Amazon.com Review
Oh, that interminable, lovable dunderhead Jack. With nothing left in the cupboard, his mother sends him out to sell the cow, and what does Jack return with? That's right. Six puny beans. Magic beans, according to the funny little man who made the trade with Jack. In a huff, Jack's mom tosses them out the window. The rest is history. A beanstalk grows to the sky; Jack climbs to the land of the clouds; a goose lays golden eggs; a giant rages, "Fee, Fi, Fo, Fum!"... you may know the story, but you've never seen a version like this before!

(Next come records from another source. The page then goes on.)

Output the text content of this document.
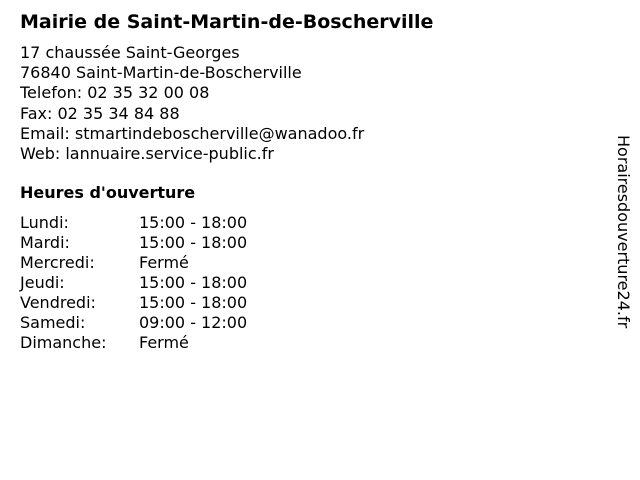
Mairie de Saint-Martin-de-Boscherville
17 chaussée Saint-Georges
76840 Saint-Martin-de-Boscherville
Telefon: 02 35 32 00 08
Fax: 02 35 34 84 88
Email: stmartindeboscherville@wanadoo.fr
Web: lannuaire.service-public.fr
Heures d'ouverture
Lundi:	15:00 - 18:00
Mardi:	15:00 - 18:00
Mercredi:	Fermé
Jeudi:	15:00 - 18:00
Vendredi:	15:00 - 18:00
Samedi:	09:00 - 12:00
Dimanche:	Fermé
Horairesdouverture24.fr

Professional storyteller Richard Walker retells the classic tale with an extra measure of nonsense and rakish humor, as when the bean barterer explains that although he knows the beans are magic, he's not quite sure what they do: he's lost the instructions for them. Award-winning illustrator Niamh Sharkey presents unique, quirky images of Jack and the rest of the gang that will quickly replace any traditional mental pictures readers may have been nursing until now. This creative team has laid a golden egg. (Ages 4 to 8) --Emilie Coulter
From Publishers Weekly
Like Beneduce and Spirin in their adaptation of this staple (reviewed above), Walker (The Barefoot Book of Pirates) and Sharkey (The Gigantic Turnip) try to mediate its violence. But where Beneduce and Spirin lessen the impact of the violence by providing Jack with a motive, Walker and Sharkey soften the tale itself. The plot follows tradition; the big change comes in the giant's refrain, now "Fee, fi, fo, fum! I smell the blood of a stinky man!" The giant speaks these words just once, rather than in a terror-heightening sequence, and he certainly never threatens to grind Jack's bones to make his bread. Having removed much of the suspense, the text proceeds to a tepid conclusion in which Jack uses the stalk to catapult his foe "into space.... And, as far as I know, he's still there." Sharkey, working in semitransparent earth-tone oils, envisions the giant as a flat-headed Frankenstein with an oversize jaw and a serrated underbite, and Jack as an elfin type with an eggshell-white face and a cranberry-red jester's cap. It's a contemporary, puckish look, one that tells the audience not to take the story too seriously. Ages 4-8. (Oct.)